As with systematic desensitisation, the client is taught relaxation techniques to cope with the anxiety produced by the situation. The example of the client with a fear of spiders will be used to demonstrate in vivo desensitization. To begin with the client would be shown a spider in a container on the other side of the room for one minute. This would gradually increase in time as well as the client getting closer to the spider until eventually the client is able to be sitting near the spider for a prolonged period.
Flooding: Floodinginvolves the client being exposed to the actual or imagined fearful situation for a prolonged period of time. The example of the client with the spider fear would be that the client would be exposed to the spider or the thought of a spider for a prolonged period of time and uses relaxation techniques to cope. There may be ethical issues in using these techniques with certain fears or traumatic events and the client should be provided with information on the techniques before utilising them so he or she understands the process.
Aversion Therapy: The most controversial of the behavioural treatments, aversion therapy is used by therapists as a last resort to an aversive behaviour (Weiten, 2007). This treatment involves pairing the aversive behaviour (such as drinking alcohol) with a stimulus with an undesirable response (such as a medication that induces vomiting when taken with alcohol). This is designed to reduce the targeted behaviour (drinking alcohol) even when the stimulus with the undesirable response is not taken (medication).
Modelling: Modelling is used as a treatment that involves improving interpersonal skills such as communication and how to act in a social setting. Techniques involved in modelling are live modelling, symbolic modelling, role-playing, participant modelling and covert modelling. Live modelling involves the client watching a “model” such as the counsellor perform a specific behaviour, the client then copies this behaviour. Symbolic modelling involves the client watching a behaviour indirectly such as a video.
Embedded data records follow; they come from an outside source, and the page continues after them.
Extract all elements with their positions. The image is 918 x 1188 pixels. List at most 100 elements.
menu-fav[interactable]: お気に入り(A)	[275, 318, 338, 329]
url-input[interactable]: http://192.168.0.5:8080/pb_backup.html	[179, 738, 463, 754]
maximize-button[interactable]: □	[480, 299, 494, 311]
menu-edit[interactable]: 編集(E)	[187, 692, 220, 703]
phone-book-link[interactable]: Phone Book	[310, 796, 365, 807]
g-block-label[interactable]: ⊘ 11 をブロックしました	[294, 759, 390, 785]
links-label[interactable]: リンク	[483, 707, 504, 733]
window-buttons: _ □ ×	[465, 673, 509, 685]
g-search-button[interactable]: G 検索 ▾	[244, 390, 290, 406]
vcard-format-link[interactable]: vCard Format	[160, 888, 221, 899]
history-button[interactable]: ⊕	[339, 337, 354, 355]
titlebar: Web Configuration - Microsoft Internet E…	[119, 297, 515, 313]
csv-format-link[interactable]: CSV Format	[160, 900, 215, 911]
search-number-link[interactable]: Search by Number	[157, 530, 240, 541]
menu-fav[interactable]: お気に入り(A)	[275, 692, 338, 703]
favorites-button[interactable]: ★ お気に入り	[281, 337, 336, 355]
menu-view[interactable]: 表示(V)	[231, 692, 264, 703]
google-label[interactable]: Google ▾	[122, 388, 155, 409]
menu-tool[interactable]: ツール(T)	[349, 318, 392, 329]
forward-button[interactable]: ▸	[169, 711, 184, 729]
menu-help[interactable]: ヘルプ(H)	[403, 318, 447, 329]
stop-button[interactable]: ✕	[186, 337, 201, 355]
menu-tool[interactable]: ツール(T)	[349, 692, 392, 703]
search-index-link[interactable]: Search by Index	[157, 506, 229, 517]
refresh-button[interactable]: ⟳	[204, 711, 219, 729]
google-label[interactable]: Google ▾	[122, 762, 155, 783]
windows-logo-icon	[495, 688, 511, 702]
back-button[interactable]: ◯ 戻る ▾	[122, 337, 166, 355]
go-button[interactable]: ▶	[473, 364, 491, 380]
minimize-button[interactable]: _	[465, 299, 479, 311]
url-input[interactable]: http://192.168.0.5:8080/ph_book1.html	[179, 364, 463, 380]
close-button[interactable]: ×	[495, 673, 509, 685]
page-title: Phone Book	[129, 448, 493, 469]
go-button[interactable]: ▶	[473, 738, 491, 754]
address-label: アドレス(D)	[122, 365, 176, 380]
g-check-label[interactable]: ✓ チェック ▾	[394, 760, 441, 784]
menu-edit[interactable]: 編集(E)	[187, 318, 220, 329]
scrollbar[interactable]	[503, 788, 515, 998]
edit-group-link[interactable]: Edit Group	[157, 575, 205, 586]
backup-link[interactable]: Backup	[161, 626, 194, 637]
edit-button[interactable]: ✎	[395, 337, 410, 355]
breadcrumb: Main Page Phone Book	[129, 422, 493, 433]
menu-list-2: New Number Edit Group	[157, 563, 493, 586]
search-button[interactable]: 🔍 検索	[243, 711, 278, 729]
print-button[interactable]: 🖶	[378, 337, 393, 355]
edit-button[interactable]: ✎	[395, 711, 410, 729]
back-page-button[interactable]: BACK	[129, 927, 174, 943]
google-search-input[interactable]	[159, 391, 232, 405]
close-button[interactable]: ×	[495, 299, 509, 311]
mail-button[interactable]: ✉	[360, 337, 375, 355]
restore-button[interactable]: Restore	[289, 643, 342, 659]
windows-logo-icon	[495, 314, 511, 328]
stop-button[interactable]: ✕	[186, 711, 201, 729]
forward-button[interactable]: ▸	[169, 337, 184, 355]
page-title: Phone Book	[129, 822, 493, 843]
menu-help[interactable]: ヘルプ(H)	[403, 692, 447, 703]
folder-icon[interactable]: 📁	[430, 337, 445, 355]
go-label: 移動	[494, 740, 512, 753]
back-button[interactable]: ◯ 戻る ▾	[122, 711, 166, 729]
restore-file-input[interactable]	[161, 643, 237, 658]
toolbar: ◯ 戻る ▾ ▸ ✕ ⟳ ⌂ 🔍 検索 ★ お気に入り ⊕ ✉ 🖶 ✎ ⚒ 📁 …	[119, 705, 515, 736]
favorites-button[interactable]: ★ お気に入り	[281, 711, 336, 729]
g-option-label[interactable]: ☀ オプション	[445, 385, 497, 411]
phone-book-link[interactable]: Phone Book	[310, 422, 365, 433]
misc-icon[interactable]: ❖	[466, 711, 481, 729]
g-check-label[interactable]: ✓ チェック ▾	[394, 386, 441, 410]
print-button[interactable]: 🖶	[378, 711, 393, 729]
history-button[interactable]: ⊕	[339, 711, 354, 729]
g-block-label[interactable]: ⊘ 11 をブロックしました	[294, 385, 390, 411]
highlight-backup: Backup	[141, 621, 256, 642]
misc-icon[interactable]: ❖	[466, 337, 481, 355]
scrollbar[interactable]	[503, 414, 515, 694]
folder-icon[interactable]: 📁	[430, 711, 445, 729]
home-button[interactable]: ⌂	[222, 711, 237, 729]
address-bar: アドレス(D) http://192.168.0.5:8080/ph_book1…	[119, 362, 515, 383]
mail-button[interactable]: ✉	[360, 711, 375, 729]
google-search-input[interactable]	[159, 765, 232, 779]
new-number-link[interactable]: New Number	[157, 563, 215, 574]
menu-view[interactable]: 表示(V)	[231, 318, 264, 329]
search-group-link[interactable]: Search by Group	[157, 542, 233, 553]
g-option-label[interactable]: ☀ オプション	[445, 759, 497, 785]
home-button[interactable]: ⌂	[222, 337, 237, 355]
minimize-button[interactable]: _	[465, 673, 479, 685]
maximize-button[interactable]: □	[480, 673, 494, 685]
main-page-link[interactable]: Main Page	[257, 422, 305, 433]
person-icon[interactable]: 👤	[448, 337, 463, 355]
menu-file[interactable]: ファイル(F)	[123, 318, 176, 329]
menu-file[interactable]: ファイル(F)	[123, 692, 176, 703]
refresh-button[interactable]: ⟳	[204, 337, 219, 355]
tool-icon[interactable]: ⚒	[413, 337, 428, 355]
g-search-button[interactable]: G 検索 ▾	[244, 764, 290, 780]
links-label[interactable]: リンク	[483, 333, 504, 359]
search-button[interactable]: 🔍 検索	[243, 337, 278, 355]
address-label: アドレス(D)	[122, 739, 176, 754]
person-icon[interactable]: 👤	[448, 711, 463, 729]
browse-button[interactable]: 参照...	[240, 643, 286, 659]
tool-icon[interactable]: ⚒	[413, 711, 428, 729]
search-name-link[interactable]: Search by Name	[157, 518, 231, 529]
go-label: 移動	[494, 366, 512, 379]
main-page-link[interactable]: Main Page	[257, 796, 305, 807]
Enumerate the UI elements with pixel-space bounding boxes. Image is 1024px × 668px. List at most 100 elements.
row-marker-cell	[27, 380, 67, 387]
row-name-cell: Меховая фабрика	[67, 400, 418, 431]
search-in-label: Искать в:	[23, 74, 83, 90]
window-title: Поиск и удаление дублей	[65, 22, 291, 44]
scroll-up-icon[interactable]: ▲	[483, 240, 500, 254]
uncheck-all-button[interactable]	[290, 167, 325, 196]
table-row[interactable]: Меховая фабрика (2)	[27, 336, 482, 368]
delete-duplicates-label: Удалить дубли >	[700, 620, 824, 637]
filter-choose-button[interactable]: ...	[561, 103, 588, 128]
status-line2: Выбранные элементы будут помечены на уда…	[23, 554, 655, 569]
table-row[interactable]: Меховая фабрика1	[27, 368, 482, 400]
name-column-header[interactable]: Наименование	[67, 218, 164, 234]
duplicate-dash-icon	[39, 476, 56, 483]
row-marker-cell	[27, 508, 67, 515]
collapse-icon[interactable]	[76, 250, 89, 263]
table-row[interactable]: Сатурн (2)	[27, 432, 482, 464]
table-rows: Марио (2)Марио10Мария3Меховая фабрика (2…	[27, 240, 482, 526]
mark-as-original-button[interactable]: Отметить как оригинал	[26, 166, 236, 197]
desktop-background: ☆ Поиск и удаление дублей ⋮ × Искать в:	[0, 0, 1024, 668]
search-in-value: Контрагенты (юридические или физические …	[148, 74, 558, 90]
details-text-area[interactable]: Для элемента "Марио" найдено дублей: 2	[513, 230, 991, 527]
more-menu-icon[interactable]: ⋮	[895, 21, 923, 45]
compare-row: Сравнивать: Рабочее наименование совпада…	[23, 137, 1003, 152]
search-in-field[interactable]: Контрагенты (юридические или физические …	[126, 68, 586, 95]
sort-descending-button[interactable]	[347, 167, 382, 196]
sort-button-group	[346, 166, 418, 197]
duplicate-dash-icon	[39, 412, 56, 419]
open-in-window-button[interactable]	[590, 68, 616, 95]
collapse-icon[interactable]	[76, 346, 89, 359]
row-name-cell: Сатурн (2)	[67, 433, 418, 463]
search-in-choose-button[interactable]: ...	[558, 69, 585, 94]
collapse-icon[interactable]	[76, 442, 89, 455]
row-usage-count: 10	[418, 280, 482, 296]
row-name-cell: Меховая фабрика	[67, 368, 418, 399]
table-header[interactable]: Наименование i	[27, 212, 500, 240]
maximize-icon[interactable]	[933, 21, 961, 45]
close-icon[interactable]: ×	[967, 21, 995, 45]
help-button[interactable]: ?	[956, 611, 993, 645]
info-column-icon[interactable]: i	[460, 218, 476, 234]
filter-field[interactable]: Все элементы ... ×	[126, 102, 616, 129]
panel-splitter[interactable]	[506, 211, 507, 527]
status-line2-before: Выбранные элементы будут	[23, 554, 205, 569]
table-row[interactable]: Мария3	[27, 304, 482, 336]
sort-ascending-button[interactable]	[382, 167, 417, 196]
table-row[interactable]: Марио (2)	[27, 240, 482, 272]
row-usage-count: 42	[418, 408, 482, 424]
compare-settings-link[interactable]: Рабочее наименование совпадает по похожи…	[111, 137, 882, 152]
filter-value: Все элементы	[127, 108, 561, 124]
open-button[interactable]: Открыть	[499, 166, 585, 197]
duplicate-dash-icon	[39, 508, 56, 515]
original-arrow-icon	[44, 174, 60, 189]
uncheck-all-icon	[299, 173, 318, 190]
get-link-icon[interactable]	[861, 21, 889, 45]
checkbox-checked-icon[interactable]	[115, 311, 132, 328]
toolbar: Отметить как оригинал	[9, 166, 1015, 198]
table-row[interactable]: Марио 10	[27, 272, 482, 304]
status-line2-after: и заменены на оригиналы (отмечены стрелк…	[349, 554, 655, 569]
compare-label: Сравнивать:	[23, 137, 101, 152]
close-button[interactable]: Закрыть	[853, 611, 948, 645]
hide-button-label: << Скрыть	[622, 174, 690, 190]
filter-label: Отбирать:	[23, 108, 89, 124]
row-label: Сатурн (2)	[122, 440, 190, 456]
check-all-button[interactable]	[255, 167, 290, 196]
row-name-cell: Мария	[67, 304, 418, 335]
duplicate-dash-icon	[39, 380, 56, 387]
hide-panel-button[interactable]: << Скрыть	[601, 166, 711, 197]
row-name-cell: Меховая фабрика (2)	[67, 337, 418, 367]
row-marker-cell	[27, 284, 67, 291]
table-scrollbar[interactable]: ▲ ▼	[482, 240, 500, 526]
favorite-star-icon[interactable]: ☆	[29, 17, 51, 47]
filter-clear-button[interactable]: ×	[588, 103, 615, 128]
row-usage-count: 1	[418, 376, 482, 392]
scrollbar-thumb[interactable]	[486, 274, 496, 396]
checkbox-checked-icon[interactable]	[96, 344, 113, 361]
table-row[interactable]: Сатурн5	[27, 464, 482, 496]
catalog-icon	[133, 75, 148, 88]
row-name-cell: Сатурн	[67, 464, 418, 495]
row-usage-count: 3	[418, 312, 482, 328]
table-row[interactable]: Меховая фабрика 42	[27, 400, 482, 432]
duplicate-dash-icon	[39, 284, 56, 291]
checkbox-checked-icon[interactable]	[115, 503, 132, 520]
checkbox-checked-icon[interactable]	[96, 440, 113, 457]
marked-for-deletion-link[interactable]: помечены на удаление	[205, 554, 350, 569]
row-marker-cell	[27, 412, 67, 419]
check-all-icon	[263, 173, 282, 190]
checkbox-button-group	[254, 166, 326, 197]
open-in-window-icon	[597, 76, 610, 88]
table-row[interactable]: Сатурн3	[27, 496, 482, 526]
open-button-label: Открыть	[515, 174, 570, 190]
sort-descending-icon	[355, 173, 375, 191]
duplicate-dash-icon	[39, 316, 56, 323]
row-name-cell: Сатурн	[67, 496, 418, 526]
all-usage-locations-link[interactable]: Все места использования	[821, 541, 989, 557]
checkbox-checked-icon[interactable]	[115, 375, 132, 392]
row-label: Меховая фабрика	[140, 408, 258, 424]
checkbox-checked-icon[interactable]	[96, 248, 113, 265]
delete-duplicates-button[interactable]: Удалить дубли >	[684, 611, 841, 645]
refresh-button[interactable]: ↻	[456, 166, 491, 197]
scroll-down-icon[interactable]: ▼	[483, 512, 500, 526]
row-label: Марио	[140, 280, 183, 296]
Role-playing is where the counsellor role-plays a behaviour with the client in order for the client to practice the behaviour. Participant modelling involves the counsellor modelling the behaviour and then getting the client to practice the behaviour while the counsellor performs the behaviour. Covert modelling is where the client cannot watch someone perform the behaviour but instead the counsellor gets the client to imagine a model performing the behaviour (Sharf, 2000).
Biofeedback: Biofeedback involves the therapist getting feedback of the client’s bodily functions and in turn providing the information to clients to help him or her engage in relaxation techniques (Weiten, 2007). For example, during a therapy session the client is hooked up to an electromyograph (EMG) to measure the skeletal-muscular tension in the body. This information is then used for the client to help control their physiological responses and implement relaxation techniques.
Implement the Plan
This involves the plan that has been developed being implemented for the process of change to occur.
The progress of the plan is assessed and the plan is evaluated. The plan is revised for any areas of need and successes are reinforced. Reinforcing success helps to keep the client motivated and ensures more success.
Continue the Process
This is the process is continued by ensuring plans are continued and that plans include preventing relapse of problems.